La verità, però, è che Amazon non si accontenta di ottimizzare. Jeff Bezos, anche se più impegnato a colonizzare l’orbita bassa che il magazzino di Arese, ha lasciato un’eredità culturale ossessiva: l’automazione totale. Quando nel 2020 ha acquisito Zoox, startup di robotaxi, era chiaro che il futuro sarebbe stato un’unica pipeline logistica chiusa, dalla fabbrica al soggiorno, senza mani umane a sporcarsi di nastro adesivo. Magari anche con un pizzico di controllo sociale — ma chi siamo noi per giudicare?

Amazon, con oltre 500.000 operatori di consegna sparsi nel globo, non ha mai fatto mistero del suo sogno: eliminarli, o almeno ridurli al minimo necessario. Inizia con qualche robot di supporto nei centri di smistamento, come già avviene in USA con sistemi semiautonomi; poi passa alla flotta delivery; infine, chiude il cerchio con IA che coordina tutto, dai percorsi ottimali all’ultima conversazione con l’utente.
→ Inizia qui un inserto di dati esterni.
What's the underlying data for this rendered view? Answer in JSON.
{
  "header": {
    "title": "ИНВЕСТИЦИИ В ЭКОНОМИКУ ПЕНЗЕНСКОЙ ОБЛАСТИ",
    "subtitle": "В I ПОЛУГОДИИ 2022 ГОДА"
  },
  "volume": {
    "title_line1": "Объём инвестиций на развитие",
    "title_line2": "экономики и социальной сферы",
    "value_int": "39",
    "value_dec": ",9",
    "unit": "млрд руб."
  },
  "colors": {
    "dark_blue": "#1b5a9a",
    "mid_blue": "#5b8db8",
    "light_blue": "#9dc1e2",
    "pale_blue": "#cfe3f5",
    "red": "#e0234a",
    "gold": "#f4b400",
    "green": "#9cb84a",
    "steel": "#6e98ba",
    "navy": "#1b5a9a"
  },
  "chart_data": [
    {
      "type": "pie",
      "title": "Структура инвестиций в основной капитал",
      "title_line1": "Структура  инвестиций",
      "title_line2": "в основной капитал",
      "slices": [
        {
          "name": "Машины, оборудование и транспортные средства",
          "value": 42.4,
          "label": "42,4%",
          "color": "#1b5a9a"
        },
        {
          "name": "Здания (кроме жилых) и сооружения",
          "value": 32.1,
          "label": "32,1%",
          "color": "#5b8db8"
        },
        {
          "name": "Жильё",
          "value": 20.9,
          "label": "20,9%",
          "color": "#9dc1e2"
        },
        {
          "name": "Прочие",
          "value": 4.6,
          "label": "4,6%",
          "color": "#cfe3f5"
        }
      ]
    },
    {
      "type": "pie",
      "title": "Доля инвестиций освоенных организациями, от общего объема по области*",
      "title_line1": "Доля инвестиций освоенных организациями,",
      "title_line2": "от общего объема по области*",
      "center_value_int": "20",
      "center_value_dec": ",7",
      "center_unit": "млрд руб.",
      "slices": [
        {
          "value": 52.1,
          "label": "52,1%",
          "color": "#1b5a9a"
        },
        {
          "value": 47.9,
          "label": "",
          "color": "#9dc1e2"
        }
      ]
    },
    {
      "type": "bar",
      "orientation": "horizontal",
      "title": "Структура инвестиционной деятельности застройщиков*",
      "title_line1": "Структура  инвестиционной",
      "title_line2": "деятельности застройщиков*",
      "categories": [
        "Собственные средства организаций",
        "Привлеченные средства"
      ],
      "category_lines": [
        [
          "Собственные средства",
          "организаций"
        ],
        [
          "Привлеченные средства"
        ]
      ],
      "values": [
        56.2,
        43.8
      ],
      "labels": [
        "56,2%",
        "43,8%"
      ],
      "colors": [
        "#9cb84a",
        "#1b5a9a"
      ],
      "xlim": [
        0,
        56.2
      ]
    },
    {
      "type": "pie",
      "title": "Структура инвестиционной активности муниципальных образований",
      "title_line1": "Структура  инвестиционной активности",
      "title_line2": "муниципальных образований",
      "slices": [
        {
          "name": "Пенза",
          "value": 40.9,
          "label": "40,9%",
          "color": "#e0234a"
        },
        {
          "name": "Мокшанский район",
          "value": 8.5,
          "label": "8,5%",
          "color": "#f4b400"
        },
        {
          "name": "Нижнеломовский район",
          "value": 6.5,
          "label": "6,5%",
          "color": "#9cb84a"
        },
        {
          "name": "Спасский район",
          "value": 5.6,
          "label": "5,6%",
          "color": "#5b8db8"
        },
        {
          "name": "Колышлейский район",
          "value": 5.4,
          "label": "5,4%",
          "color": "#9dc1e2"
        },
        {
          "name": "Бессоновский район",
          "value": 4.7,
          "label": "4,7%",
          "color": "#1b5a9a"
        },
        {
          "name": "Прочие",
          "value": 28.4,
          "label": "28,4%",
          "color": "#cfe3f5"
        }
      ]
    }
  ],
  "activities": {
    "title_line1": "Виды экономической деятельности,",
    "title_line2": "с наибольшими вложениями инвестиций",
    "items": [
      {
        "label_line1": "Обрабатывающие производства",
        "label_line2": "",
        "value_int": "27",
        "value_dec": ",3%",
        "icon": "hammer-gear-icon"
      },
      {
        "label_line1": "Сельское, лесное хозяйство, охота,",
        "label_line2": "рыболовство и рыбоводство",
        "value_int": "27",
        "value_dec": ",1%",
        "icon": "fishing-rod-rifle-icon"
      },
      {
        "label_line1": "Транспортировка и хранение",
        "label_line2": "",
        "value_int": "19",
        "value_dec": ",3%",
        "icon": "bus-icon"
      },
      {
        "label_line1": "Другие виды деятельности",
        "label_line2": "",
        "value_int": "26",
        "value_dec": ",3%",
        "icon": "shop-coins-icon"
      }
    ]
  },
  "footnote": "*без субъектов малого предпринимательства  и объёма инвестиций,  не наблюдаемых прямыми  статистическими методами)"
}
E qui la parola chiave diventa software agentico. Non stiamo parlando di intelligenze artificiali stupide che leggono barcode: ma di entità capaci di operare decisioni basate su ambienti non deterministici. Una forma embrionale di “intelligenza logistica generalista”, dove il robot decide se salire le scale, aspettare che il cane si calmi, o lasciare il pacco al vicino. Non è solo efficienza. È una nuova ontologia del lavoro.

Ironia della sorte: tutto questo avviene mentre l’Occidente discute ancora se tassare le multinazionali del tech, mentre i camionisti francesi bruciano copertoni e i sindacati italiani raccolgono firme contro il lavoro del sabato. Amazon, nel frattempo, costruisce un coffee shop per robot a San Francisco.

D’altra parte, i robot non votano. Non fanno sindacato. E non chiedono la tredicesima. Per ora.

Certo, non tutto è semplice. I problemi sono tanti: affidabilità in ambienti reali (scale, neve, bambini curiosi), consumo energetico, cybersecurity (nessuno vuole che il suo pacco venga recapitato da un robot hackerato da un 14enne russo). Ma Amazon ha le risorse, la cultura e l’ecosistema per risolverli, uno per uno. Come ha già fatto con AWS e Prime: prima li deridevano, poi li usavano tutti.

La mossa di lanciare un “team agentico” dedicato, in stile Manhattan Project, segna il punto di non ritorno. Non si tratta più di “testare” robot, ma di prepararli alla guerra commerciale finale: quella della disintermediazione umana.

In fondo, Amazon non vuole solo consegnarti il pacco. Vuole possedere ogni istante di quel processo. Dallo scorrere del tuo dito sul telefono fino al fruscio del cartone sullo zerbino. E ora, vuole che a suonare il campanello sia un avatar della sua visione definitiva: un androide marchiato Prime, felice di obbedire, incapace di scioperare.

Come disse una volta Kurt Vonnegut, “We are what we pretend to be, so we must be careful about what we pretend to be.” Amazon non finge più. Sta diventando davvero ciò che aveva sempre promesso di non essere: un ecosistema chiuso, completamente autonomo, dove l’umano è solo l’ultimo nodo della rete.

A noi resta la scelta se restare utenti, o diventare complici.